A blog by Devendra Tewari
Knowing that you’ll have too little or too much of something is always a challenge. It can be time, money, people, equipment or just about anything that can be quantified. Do it badly and you face grave consequences, do it well and you gain efficiency and predictability. It is hard to justify forecasting for a whole year since nowadays change seems to happen in a matter of days and weeks, instead of months and years.
I have used continuous forecasting, supported by some simple accounting, to predict how things will be in a couple of weeks to a few months down the line, in personal finance, personnel allocation, and software change management. I’ll go through my personal experience in each of these areas below.
I have been using double-entry bookkeeping for my personal finance for almost a decade now. I have used it with Excel, an open source software called JGnash, and for the last couple of years, a commercial alternative called Moneydance.
If I pay using a credit card, I immediately add that transaction to my credit card account. I then add that same amount to a transaction that pays the credit card company, at some future date. If I decide to pay in instalments, I add the instalment amount to several such future payment transactions.
I also create transactions that represent bill payments, savings, and other known expenses, a month or two ahead of time. All this ensures that I can see quite precisely my financial situation for the coming months. This has helped me avoid debt and, with some discipline, save money, and plan for future expenses.
I have been working for most of last decade in a dynamic project-driven organization, with several hundreds of professionals. Knowing when to hire and (rarely) fire under performers can be a challenge. Projects are prospected, ramped-up and ramped-down on a continuous basis. This creates quite a dynamic situation, where professionals with varying skills are either lacking, in excess, or at just the right numbers.
Tracking precisely when a resource profile will be released or demanded by projects, and plotting a chart based on that over weeks or months, can allow you to easily determine if it is time to let go or hire.
Software product development is quite a dynamic environment, with product managers requesting new features, software developers making changes to code, and testers finding new bugs. To know when to ship something can be nearly impossible. Software change management is crucial to guarantee a successful product delivery.
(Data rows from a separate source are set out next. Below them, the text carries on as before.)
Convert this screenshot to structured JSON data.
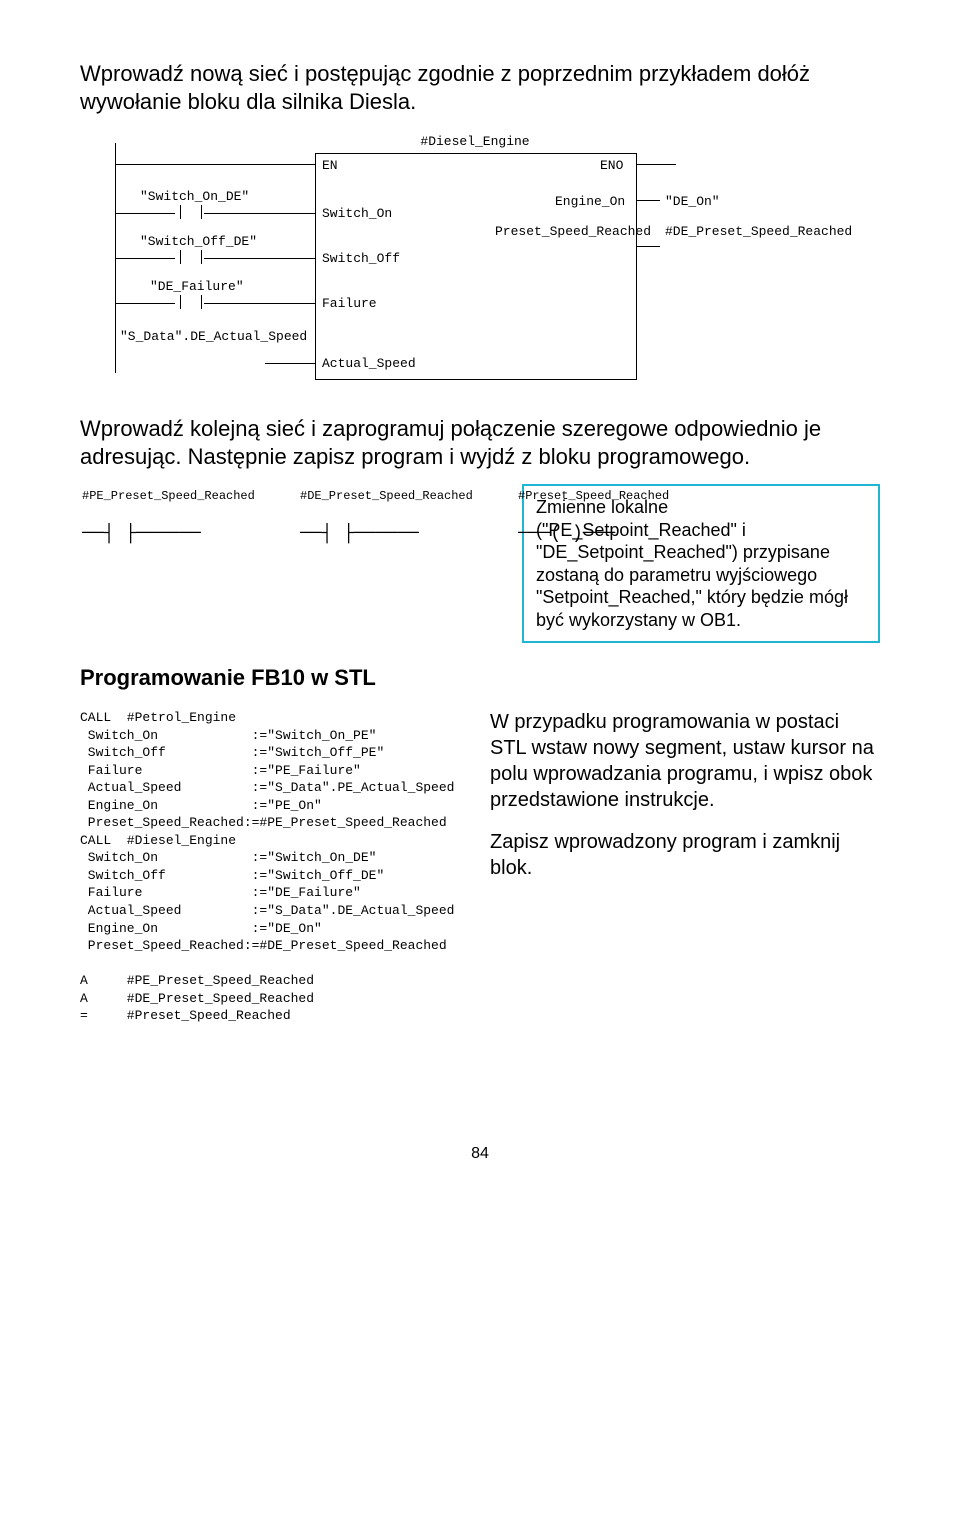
{
  "p1": "Wprowadź nową sieć i postępując zgodnie z poprzednim przykładem dołóż wywołanie bloku dla silnika Diesla.",
  "fbd1": {
    "title": "#Diesel_Engine",
    "en": "EN",
    "eno": "ENO",
    "in1_name": "\"Switch_On_DE\"",
    "in1_port": "Switch_On",
    "in2_name": "\"Switch_Off_DE\"",
    "in2_port": "Switch_Off",
    "in3_name": "\"DE_Failure\"",
    "in3_port": "Failure",
    "in4_name": "\"S_Data\".DE_Actual_Speed",
    "in4_port": "Actual_Speed",
    "out1_port": "Engine_On",
    "out1_name": "\"DE_On\"",
    "out2_port": "Preset_Speed_Reached",
    "out2_name": "#DE_Preset_Speed_Reached"
  },
  "p2": "Wprowadź kolejną sieć i zaprogramuj połączenie szeregowe odpowiednio je adresując. Następnie zapisz program i wyjdź z bloku programowego.",
  "fbd2": {
    "c1": "#PE_Preset_Speed_Reached",
    "c2": "#DE_Preset_Speed_Reached",
    "c3": "#Preset_Speed_Reached"
  },
  "callout": "Zmienne lokalne (\"PE_Setpoint_Reached\" i \"DE_Setpoint_Reached\") przypisane zostaną do parametru wyjściowego \"Setpoint_Reached,\" który będzie mógł być wykorzystany w OB1.",
  "h_stl": "Programowanie FB10 w STL",
  "stl": {
    "l1": "CALL  #Petrol_Engine",
    "l2": " Switch_On            :=\"Switch_On_PE\"",
    "l3": " Switch_Off           :=\"Switch_Off_PE\"",
    "l4": " Failure              :=\"PE_Failure\"",
    "l5": " Actual_Speed         :=\"S_Data\".PE_Actual_Speed",
    "l6": " Engine_On            :=\"PE_On\"",
    "l7": " Preset_Speed_Reached:=#PE_Preset_Speed_Reached",
    "l8": "CALL  #Diesel_Engine",
    "l9": " Switch_On            :=\"Switch_On_DE\"",
    "l10": " Switch_Off           :=\"Switch_Off_DE\"",
    "l11": " Failure              :=\"DE_Failure\"",
    "l12": " Actual_Speed         :=\"S_Data\".DE_Actual_Speed",
    "l13": " Engine_On            :=\"DE_On\"",
    "l14": " Preset_Speed_Reached:=#DE_Preset_Speed_Reached",
    "l15": "",
    "l16": "A     #PE_Preset_Speed_Reached",
    "l17": "A     #DE_Preset_Speed_Reached",
    "l18": "=     #Preset_Speed_Reached"
  },
  "side1": "W przypadku programowania w postaci STL wstaw nowy segment, ustaw kursor na polu wprowadzania programu, i wpisz obok przedstawione instrukcje.",
  "side2": "Zapisz wprowadzony program i zamknij blok.",
  "page": "84"
}
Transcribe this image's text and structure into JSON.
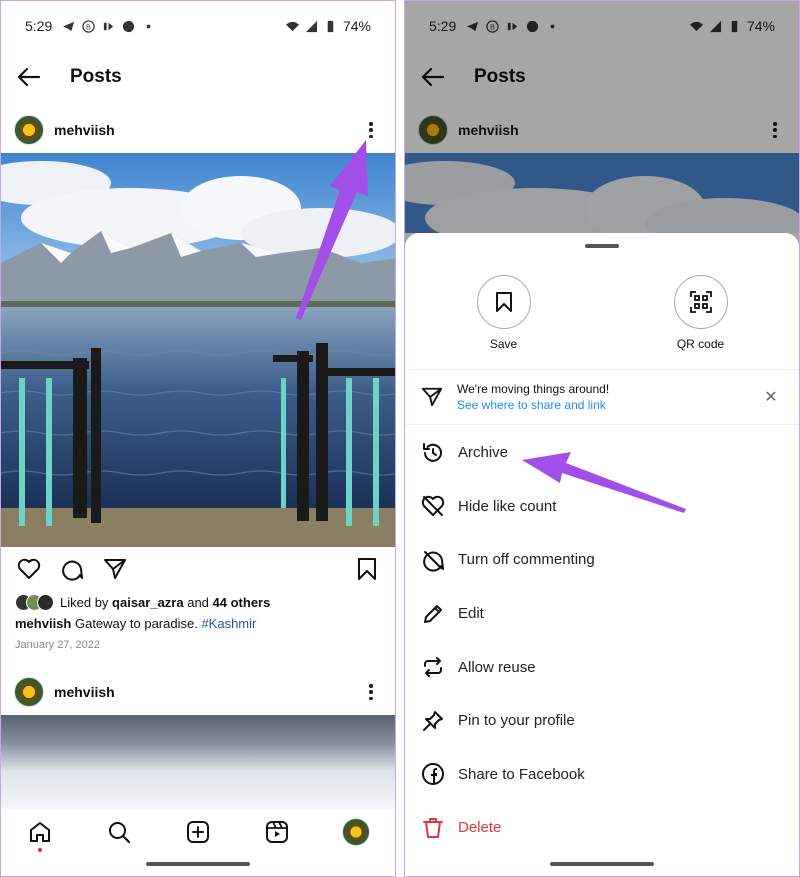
{
  "status_bar": {
    "time": "5:29",
    "battery": "74%"
  },
  "header": {
    "title": "Posts"
  },
  "post": {
    "username": "mehviish",
    "likes_prefix": "Liked by ",
    "likes_user": "qaisar_azra",
    "likes_and": " and ",
    "likes_others": "44 others",
    "caption_user": "mehviish",
    "caption_text": " Gateway to paradise. ",
    "hashtag": "#Kashmir",
    "date": "January 27, 2022"
  },
  "post2": {
    "username": "mehviish"
  },
  "sheet": {
    "save_label": "Save",
    "qr_label": "QR code",
    "notice_title": "We're moving things around!",
    "notice_link": "See where to share and link",
    "menu": [
      {
        "icon": "archive-icon",
        "label": "Archive"
      },
      {
        "icon": "hide-like-icon",
        "label": "Hide like count"
      },
      {
        "icon": "comment-off-icon",
        "label": "Turn off commenting"
      },
      {
        "icon": "pencil-icon",
        "label": "Edit"
      },
      {
        "icon": "reuse-icon",
        "label": "Allow reuse"
      },
      {
        "icon": "pin-icon",
        "label": "Pin to your profile"
      },
      {
        "icon": "facebook-icon",
        "label": "Share to Facebook"
      },
      {
        "icon": "trash-icon",
        "label": "Delete"
      }
    ]
  },
  "colors": {
    "annotation_arrow": "#a24ee8",
    "delete": "#e5343d",
    "link": "#1a8ff0",
    "hashtag": "#1a5a9a"
  }
}
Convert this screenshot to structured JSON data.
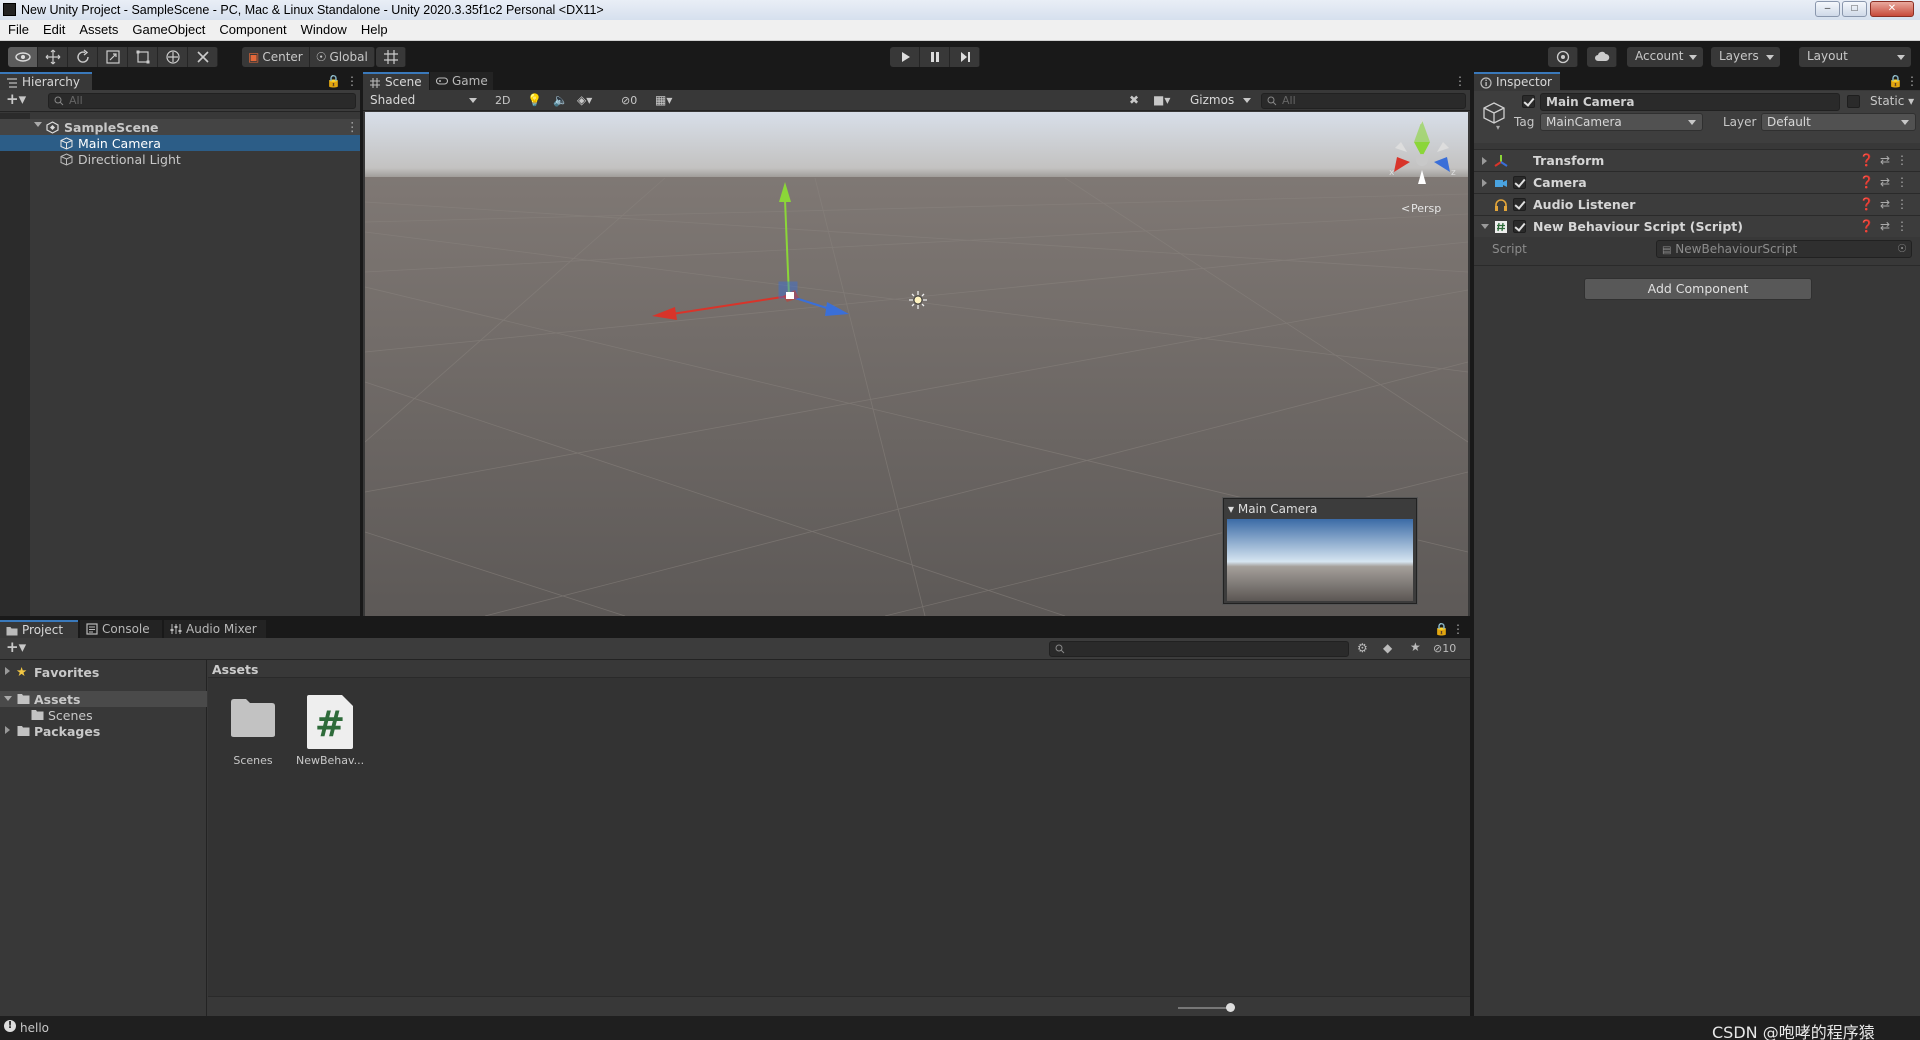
{
  "window": {
    "title": "New Unity Project - SampleScene - PC, Mac & Linux Standalone - Unity 2020.3.35f1c2 Personal <DX11>"
  },
  "menubar": [
    "File",
    "Edit",
    "Assets",
    "GameObject",
    "Component",
    "Window",
    "Help"
  ],
  "toolbar": {
    "pivot_label": "Center",
    "space_label": "Global",
    "account_label": "Account",
    "layers_label": "Layers",
    "layout_label": "Layout"
  },
  "hierarchy": {
    "tab": "Hierarchy",
    "search_placeholder": "All",
    "scene": "SampleScene",
    "items": [
      "Main Camera",
      "Directional Light"
    ],
    "selected": "Main Camera"
  },
  "scene": {
    "tabs": [
      "Scene",
      "Game"
    ],
    "shading": "Shaded",
    "mode_2d": "2D",
    "hidden_count": "0",
    "gizmos": "Gizmos",
    "search_placeholder": "All",
    "projection": "Persp",
    "camera_preview_title": "Main Camera",
    "gizmo_axes": {
      "x": "x",
      "y": "y",
      "z": "z"
    }
  },
  "inspector": {
    "tab": "Inspector",
    "object_name": "Main Camera",
    "static_label": "Static",
    "tag_label": "Tag",
    "tag_value": "MainCamera",
    "layer_label": "Layer",
    "layer_value": "Default",
    "components": [
      "Transform",
      "Camera",
      "Audio Listener",
      "New Behaviour Script (Script)"
    ],
    "script_field_label": "Script",
    "script_field_value": "NewBehaviourScript",
    "add_component": "Add Component"
  },
  "project": {
    "tabs": [
      "Project",
      "Console",
      "Audio Mixer"
    ],
    "hidden_count": "10",
    "tree": {
      "favorites": "Favorites",
      "assets": "Assets",
      "scenes": "Scenes",
      "packages": "Packages"
    },
    "breadcrumb": "Assets",
    "items": [
      "Scenes",
      "NewBehav..."
    ]
  },
  "status": {
    "message": "hello",
    "watermark": "CSDN @咆哮的程序猿"
  },
  "colors": {
    "selection": "#2c5d87",
    "active_tab_accent": "#3a79bb",
    "axis_x": "#d8342a",
    "axis_y": "#8bd638",
    "axis_z": "#3a6fd8"
  }
}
Most managers in traditional organizations have to deal with a plethora of different systems, that control different aspects of development.
If you can translate all software product development activities into a list of open issues with due dates, you have taken the first step towards being in control. Associating other bits of information such as status, people involved, change request id, priority, target product version, and version control id, will help you oversee even the most complex product development. This information is updated on a day-to-day basis, manually, or by pulling it together from disparate systems.